During Sunday’s hour, another example emerges in the form of Carol, connected through Morgan. Moments after having to kill Tobin (Jason Douglas), her former lover, Carol has just learned that another person she loves is missing: Henry, the staff-wielding boy from the Kingdom, who has had vengeance for his brother on the mind for weeks. In the middle of the latest episode, “Do Unto Others,” Henry tried to act on his bloodlust, only to find himself trapped in a prison surrounded by zombies. His next steps and exact fate remain unclear, though Carol is about to pound the pavement in search of the young boy.
The story between Carol and Henry mirrors the story between Carol and Sophia in some alarming ways. Let’s count them:
• In both cases, the young person in Carol’s life went missing.

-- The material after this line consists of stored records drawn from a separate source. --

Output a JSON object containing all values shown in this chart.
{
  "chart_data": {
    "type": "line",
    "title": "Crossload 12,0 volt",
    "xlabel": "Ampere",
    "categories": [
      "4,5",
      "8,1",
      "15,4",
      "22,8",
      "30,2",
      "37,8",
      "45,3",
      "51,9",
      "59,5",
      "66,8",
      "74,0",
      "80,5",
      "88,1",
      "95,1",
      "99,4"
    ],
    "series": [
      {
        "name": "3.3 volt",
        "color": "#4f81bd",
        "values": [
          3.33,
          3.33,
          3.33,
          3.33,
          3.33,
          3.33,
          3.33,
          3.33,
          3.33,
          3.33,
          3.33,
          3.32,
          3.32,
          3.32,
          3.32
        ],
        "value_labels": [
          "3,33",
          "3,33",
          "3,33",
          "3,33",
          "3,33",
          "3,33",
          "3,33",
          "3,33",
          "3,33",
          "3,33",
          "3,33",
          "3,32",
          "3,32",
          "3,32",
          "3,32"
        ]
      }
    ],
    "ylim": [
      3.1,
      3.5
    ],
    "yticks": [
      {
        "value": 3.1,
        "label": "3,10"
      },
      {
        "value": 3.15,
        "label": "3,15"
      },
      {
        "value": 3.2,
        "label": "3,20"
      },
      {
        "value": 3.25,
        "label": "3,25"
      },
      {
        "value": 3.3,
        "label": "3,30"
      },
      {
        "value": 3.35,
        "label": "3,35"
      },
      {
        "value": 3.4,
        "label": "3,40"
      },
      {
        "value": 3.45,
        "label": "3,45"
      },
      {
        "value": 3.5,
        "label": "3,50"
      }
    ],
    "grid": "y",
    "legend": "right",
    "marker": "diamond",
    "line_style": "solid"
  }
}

• In both cases, this person went missing very soon after Carol lost either a spouse or lover: her abusive husband in the first context, and Tobin in the second.
• In both cases, Carol ended these men, whether it was brutally bashing in her husband’s not-yet-zombified brains, or putting down a monstrous Tobin before he could inflict further damage on anyone else.

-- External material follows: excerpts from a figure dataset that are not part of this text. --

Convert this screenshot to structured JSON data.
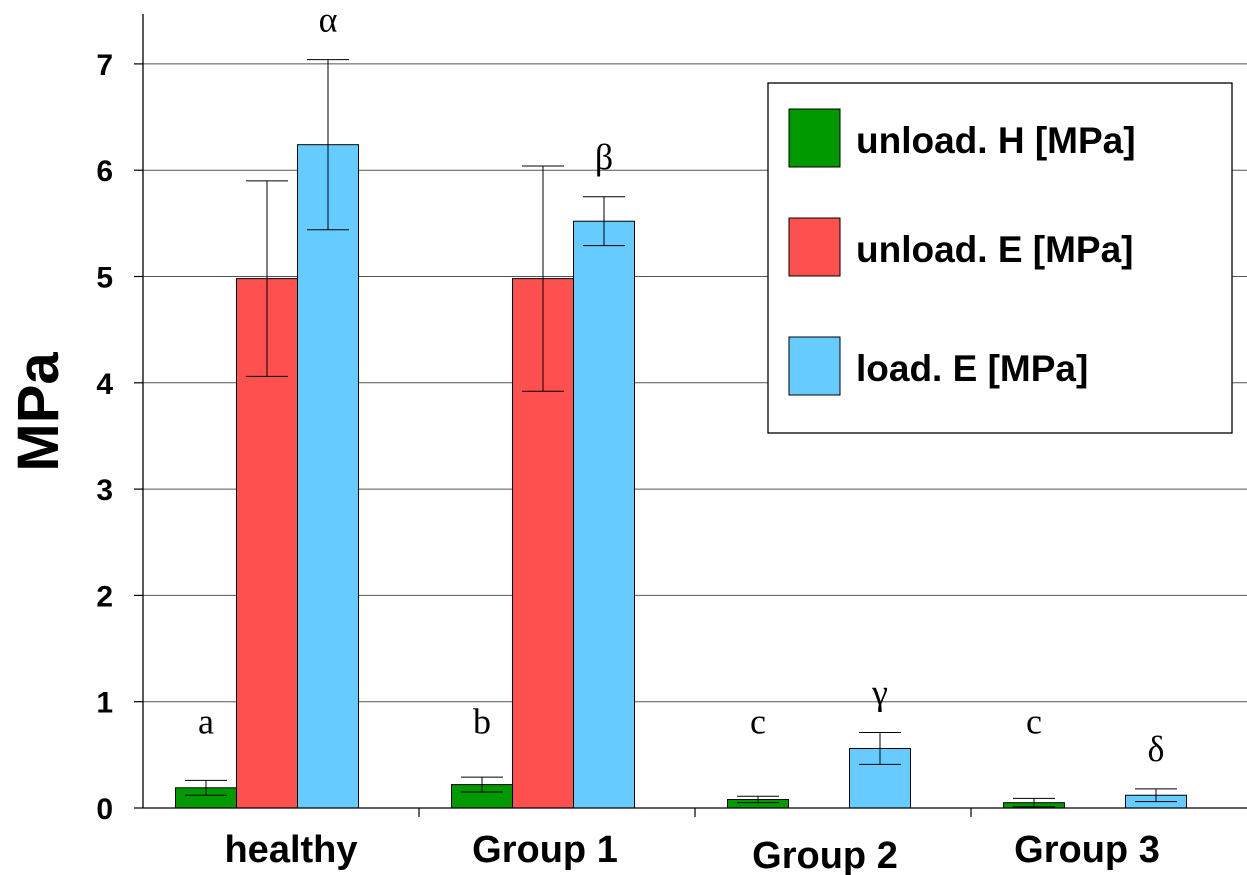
{
  "chart_data": {
    "type": "bar",
    "ylabel": "MPa",
    "xlabel": "",
    "ylim": [
      0,
      7.3
    ],
    "yticks": [
      "0",
      "1",
      "2",
      "3",
      "4",
      "5",
      "6",
      "7"
    ],
    "grid": true,
    "legend_position": "top-right",
    "categories": [
      "healthy",
      "Group 1",
      "Group 2",
      "Group 3"
    ],
    "series": [
      {
        "name": "unload. H [MPa]",
        "color": "#009900",
        "values": [
          0.19,
          0.22,
          0.08,
          0.05
        ],
        "errors": [
          0.07,
          0.07,
          0.03,
          0.04
        ],
        "annotations": [
          "a",
          "b",
          "c",
          "c"
        ]
      },
      {
        "name": "unload. E [MPa]",
        "color": "#ff5050",
        "values": [
          4.98,
          4.98,
          null,
          null
        ],
        "errors": [
          0.92,
          1.06,
          null,
          null
        ],
        "annotations": [
          "",
          "",
          "",
          ""
        ]
      },
      {
        "name": "load. E [MPa]",
        "color": "#66ccff",
        "values": [
          6.24,
          5.52,
          0.56,
          0.12
        ],
        "errors": [
          0.8,
          0.23,
          0.15,
          0.06
        ],
        "annotations": [
          "α",
          "β",
          "γ",
          "δ"
        ]
      }
    ]
  }
}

• In both cases, the heat of an action-packed moment left children’s fates in doubt.
• In both cases, the young child’s zombified remains may be no further than right around the corner, hiding in plain sight.

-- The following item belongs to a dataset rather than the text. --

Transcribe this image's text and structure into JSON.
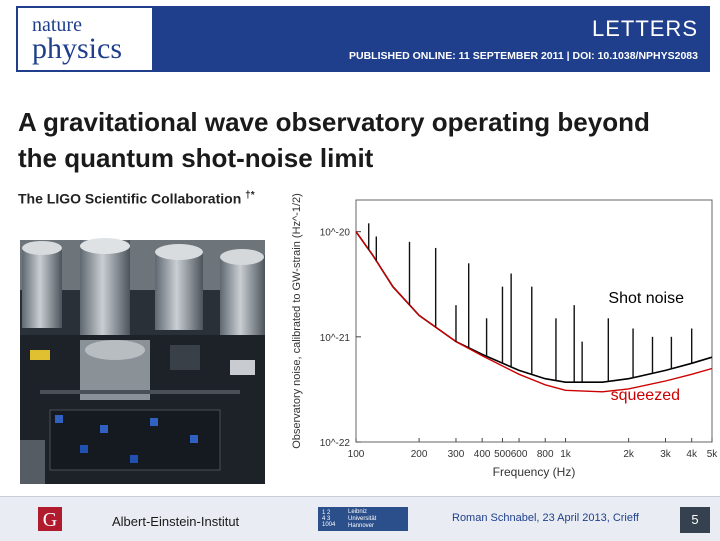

• And the kicker: in both cases, these children were played by someone named “Lintz.”
That’s right: it’s an easily forgotten fact that the actor who plays Henry on The Walking Dead is Macsen Lintz, the younger brother of Madison Lintz — aka the young performer who played Sophia, Carl’s daughter, once upon a time. On that level alone, history is very much repeating itself through Carol’s storyline, and it’s certainly not without reason: season eight is an homage to some of the earliest and most notable events in Walking Dead history by design.
“It really gave us an opportunity to show the audience how far we’ve come, to pay tribute to the cast, every single castmember who has been on the show from the beginning and every crewmember who has worked on the show, to go back to where it all started,” executive producer, special effects mastermind and frequent director Greg Nicotero previously told The Hollywood Reporter at the start of the season. “There are these iconic moments that drew the audience in and held their attention when we premiered on Halloween so many years ago [in 2010]. This was an opportunity to really thank the fans and give them something unique and special.”
That unique and special something swirling around Carol’s life sadly has a feeling about it that’s decidedly not unique: the sensation of once again losing a child to the chaotic whims of the apocalypse. Will Carol’s new Sophia parallel have a happier ending than the first go around? One certainly hopes so — but the fact that Morgan, who is also very connected to Henry, is about to leave the Walking Dead flagship in exchange for Fear the Walking Dead sadly suggests otherwise.